PCLN at one point had a market capitalization greater than that of United Airlines, Delta, and United Airways combined.  Now it is worth less than two 747’s. 
PCLN was once one of the top internet stock picks of Motley Fool.  People lost billions of dollars in the stock.  But the guy who founded the company made several hundred million dollars dumping his stock on to the public.  These were shares he created out of thin air when he founded it.

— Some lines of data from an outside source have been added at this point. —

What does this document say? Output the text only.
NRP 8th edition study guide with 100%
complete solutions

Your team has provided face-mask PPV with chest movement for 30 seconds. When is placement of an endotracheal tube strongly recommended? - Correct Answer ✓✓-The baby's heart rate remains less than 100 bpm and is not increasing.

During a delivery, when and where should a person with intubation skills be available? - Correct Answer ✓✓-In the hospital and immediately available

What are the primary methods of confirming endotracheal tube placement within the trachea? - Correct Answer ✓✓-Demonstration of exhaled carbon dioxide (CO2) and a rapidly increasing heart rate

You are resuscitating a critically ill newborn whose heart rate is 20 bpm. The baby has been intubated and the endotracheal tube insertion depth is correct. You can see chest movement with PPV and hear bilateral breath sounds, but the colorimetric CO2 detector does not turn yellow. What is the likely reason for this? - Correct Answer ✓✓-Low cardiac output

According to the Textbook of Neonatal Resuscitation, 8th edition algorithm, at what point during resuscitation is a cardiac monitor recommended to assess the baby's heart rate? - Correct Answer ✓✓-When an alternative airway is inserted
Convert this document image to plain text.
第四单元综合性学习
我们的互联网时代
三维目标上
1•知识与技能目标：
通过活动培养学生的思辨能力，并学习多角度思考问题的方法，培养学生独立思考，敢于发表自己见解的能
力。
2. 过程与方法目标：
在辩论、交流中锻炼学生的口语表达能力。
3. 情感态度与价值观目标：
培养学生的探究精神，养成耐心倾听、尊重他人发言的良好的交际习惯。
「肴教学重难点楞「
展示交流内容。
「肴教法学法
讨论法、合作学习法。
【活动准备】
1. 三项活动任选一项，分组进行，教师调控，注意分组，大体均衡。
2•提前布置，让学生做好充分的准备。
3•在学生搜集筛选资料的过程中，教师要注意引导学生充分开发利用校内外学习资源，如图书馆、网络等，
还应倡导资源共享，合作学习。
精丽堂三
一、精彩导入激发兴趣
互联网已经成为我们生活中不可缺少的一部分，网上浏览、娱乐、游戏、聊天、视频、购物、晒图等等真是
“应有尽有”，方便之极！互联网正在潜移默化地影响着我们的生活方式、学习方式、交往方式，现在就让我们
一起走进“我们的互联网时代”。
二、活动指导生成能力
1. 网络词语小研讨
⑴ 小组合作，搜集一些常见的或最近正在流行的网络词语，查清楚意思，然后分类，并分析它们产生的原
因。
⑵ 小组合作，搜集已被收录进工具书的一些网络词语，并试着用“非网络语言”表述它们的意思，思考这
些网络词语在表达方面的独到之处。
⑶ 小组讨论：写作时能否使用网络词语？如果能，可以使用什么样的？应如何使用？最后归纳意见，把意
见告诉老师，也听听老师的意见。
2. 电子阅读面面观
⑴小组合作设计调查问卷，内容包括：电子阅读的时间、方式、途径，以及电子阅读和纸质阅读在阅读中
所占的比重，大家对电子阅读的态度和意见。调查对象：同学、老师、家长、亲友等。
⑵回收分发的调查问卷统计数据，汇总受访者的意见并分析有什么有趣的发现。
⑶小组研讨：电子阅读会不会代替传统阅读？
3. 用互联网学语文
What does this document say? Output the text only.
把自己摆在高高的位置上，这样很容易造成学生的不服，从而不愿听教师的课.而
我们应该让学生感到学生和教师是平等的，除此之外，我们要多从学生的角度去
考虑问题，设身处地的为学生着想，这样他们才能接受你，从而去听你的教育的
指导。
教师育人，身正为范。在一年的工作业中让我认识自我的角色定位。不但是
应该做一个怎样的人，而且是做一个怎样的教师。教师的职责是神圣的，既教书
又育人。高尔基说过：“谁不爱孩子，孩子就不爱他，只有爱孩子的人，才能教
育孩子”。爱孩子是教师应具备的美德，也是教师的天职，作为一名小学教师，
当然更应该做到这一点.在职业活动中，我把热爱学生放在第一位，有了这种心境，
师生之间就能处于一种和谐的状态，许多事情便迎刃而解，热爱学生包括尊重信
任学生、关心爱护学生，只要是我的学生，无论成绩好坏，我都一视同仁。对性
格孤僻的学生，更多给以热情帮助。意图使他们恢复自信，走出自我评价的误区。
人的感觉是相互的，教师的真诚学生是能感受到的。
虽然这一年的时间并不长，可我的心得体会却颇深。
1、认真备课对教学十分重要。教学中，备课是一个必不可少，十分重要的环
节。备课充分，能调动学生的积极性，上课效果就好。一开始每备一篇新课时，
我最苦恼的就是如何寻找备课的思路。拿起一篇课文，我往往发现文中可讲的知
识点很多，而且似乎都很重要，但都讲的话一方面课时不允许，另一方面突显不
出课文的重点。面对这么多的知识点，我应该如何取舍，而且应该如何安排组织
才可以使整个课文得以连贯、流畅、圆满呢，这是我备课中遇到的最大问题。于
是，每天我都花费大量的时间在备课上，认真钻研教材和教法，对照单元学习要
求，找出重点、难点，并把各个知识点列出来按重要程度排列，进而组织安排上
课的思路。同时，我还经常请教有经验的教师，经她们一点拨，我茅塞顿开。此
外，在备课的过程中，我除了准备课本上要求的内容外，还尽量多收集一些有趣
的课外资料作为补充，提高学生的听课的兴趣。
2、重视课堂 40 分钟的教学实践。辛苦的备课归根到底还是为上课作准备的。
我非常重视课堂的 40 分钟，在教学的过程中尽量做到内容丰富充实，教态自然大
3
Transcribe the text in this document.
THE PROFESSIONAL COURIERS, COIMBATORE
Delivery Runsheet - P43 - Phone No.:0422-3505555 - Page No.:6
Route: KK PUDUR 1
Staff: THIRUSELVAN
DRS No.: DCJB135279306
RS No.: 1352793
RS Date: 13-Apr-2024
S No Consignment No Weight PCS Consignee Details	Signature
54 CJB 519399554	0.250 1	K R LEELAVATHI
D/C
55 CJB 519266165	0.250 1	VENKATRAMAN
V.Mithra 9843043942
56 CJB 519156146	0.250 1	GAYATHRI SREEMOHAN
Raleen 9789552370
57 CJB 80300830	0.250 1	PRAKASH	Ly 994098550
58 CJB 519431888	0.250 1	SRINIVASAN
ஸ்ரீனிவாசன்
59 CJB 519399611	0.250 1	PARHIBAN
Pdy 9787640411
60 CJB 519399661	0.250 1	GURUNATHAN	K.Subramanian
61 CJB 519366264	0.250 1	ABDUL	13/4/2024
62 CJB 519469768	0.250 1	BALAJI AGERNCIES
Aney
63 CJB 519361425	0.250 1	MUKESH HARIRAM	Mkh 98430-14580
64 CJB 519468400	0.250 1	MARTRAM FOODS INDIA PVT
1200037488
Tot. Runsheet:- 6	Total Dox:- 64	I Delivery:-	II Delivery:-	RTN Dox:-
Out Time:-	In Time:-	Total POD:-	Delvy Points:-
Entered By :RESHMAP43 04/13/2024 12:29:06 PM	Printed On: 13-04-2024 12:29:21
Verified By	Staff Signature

Money wasn’t lost – it was transferred from the hands of investors who thought PCLN was real and into the hands of its founder, the venture capitalists, and Wall Street underwriters whose analysts like Henry Blodgett went on TV every week and told everyone to buy it while it the company took on more and more debt and the stock dropped.
All of these people laughed all of the way to the bank.
Back in 1999 Cisco was seen as a leader of the “new economy.’  George Gilder said that it would go up year after year.  But today with Byron’s story it becomes a poster boy for all of the accounting gimics that tech companies played to inflate their earnings.  And with the revelations of offshore accounts and insider trading John Chambers, the CEO of Cisco, no longer looks like a great technology visionary.  He just looks like another stock jobber.
People are still in denial that they were conned.  In the back of their minds they know it.  It’s in the news and right in front of their face, but they still hope to get their money back.  Once they start openly saying that they were bamboozled the downtrend will end.  Psychology must shift from desperate hope to fear and anger.  This how bear markets always end.  When people tell you “this time is different” on TV they are lying to you.